I'll refer to the book by Cover and Thomas "Elements of Information Theory". In particular the definition of discrete channel, at page 183. I think I am making some confusion about what's going on here.
So, basically one wants to be able to transmit a message $W$ from a sender $A$ t a receiver $B$. A channel is a triple $(\mathcal{X}, p(y|X), \mathcal{Y})$ where $\mathcal{X}, \mathcal{Y}$ are a collections of sympols and $p(y|x)$ is a probability matrix such giving the conditional probability of receiving the signal $y$ if the signal $x$ was sent. So far so good. After this he defines the code for a canal $(\mathcal{X}^n, p(y^n|x^n), \mathcal{Y}^n)$ ($n-$tuples of symbols) as:
- A set of indices $A=\{1, \dots, M\}$ , i.e. the message you want to transmit;
- An encoding function $X^n : A \to \mathcal{X}^n$
- A decoding function $g :\mathcal{Y}^n \to A$
Now, he talks about distributions of $X^n, Y^n$ etc. And mathematically speaking, I get it. But I think I am missing the basic idea here. My intuition is that you have a message $W$, you encode it in some DETERMINISTIC way, you transfer it (and here there might be issues/errors/randomness) and you decode it again deterministically. What is the meaning of $X^n (1)$ for instance? You should have that $X^n (1)= x^n (1)$, i.e you are assigning a particular string of n letters from your alphabet $\mathcal{X}$ to the message $1$. But then what does it mean the probability ditribution of $X^n$? Where's the randomness?

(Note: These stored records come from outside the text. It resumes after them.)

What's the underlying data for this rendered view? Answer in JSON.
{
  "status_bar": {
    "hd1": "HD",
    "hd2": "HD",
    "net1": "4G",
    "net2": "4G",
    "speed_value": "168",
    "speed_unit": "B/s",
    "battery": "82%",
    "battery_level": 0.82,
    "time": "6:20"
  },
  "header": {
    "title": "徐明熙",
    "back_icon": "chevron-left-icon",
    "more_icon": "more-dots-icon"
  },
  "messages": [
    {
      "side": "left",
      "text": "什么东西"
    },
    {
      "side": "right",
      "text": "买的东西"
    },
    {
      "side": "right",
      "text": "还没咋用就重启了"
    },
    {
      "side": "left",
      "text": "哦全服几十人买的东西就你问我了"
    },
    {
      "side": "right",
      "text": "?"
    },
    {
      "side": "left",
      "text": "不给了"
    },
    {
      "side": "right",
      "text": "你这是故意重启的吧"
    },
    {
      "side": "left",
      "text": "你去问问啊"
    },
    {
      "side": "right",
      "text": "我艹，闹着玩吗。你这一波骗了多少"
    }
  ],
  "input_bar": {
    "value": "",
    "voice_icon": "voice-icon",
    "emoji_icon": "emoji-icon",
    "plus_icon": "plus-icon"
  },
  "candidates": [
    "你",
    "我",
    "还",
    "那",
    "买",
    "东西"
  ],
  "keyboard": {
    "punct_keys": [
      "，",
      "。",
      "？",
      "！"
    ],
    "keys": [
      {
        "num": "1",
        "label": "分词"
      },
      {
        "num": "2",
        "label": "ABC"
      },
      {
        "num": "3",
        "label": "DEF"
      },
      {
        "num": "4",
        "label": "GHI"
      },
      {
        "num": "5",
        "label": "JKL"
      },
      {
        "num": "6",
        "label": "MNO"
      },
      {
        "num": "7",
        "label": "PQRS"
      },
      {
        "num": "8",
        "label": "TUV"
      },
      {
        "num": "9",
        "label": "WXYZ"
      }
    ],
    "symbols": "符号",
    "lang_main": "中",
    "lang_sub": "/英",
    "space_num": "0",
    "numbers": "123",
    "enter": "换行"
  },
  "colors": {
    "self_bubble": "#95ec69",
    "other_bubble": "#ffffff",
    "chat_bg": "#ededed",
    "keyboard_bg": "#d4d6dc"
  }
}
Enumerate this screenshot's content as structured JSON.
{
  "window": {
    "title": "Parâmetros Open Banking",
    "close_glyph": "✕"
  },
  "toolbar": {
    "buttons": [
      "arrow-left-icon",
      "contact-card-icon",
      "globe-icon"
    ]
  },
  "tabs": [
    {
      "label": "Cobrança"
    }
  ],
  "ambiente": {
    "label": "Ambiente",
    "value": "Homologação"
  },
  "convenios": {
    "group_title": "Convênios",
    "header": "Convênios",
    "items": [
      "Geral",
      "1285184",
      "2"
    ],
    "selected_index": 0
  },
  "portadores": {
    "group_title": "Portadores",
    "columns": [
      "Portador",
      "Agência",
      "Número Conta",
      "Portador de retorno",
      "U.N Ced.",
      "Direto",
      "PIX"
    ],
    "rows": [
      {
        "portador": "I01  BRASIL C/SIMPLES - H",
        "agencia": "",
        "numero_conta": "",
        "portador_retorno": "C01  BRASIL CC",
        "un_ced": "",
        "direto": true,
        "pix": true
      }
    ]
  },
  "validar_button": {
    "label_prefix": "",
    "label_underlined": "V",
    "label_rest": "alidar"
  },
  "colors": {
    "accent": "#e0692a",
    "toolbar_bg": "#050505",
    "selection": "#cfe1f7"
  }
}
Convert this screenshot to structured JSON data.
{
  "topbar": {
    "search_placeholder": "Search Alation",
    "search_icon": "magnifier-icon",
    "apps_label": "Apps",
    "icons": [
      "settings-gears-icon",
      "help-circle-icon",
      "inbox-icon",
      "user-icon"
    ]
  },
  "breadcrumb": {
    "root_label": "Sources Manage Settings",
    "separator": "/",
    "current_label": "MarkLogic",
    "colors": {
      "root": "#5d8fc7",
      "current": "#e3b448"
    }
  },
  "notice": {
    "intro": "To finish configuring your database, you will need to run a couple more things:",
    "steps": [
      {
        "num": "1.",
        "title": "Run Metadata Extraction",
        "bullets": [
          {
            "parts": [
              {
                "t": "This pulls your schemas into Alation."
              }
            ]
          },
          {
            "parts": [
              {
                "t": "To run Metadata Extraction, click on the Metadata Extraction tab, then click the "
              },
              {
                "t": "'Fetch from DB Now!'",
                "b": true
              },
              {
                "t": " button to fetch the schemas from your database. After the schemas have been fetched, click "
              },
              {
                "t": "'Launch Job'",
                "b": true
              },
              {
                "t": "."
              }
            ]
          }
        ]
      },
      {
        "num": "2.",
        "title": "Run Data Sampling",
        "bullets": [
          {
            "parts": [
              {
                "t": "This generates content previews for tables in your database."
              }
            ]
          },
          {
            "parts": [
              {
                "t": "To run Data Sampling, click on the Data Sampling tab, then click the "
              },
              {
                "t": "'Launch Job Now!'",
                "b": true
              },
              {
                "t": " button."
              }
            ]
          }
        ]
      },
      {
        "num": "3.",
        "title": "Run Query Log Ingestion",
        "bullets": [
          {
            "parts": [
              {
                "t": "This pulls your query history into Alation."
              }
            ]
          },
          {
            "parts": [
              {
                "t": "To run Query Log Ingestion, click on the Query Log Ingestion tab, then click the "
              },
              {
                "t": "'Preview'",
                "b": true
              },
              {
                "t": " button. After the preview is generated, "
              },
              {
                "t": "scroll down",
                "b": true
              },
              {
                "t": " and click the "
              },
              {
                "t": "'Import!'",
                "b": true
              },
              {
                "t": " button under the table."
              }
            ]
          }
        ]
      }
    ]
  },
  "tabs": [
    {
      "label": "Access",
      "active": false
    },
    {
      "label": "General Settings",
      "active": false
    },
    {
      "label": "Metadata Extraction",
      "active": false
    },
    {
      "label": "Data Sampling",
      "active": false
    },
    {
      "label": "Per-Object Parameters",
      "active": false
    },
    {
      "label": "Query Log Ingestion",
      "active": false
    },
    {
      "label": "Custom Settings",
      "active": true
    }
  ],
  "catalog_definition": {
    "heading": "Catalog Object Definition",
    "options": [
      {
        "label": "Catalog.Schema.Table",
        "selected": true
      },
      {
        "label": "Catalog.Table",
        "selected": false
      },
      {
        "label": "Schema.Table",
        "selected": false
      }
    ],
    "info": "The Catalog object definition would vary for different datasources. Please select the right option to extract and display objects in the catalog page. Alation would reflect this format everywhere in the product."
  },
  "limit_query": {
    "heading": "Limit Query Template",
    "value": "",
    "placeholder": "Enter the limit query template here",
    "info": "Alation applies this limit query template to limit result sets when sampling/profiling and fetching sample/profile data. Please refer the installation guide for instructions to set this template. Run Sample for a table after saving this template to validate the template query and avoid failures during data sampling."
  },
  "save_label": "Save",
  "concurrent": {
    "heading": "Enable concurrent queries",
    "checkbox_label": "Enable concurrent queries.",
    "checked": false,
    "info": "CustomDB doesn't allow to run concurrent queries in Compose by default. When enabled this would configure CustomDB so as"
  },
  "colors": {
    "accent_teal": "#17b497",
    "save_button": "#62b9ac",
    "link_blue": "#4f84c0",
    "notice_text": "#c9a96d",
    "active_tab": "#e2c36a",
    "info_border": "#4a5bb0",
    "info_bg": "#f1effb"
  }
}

Also, in Chapter 5 he talks about compression of data with "source codes", which is basically a mapping from $\mathcal{X}$ to $\mathcal{D}^*$, some strings of another alphabet of symbols (typically $\{0,1\}$). Now, how does in practice this come into play here? Because in the chapter about channels it is not mentioned. If I understood correctly, what happens "in reality" is:
You want to send a message $ W \in A$
You encode the message with $X^n : A \to \mathcal{X}^n$
You compress the encoded message with a deterministic function $C^* : \mathcal{X}^n \to D^*$
You transmit the compressed data through the channel
Decompress and decode the received signal
and maybe in the book the compressing/decompressing part was skipped to make things clearer. Am I right?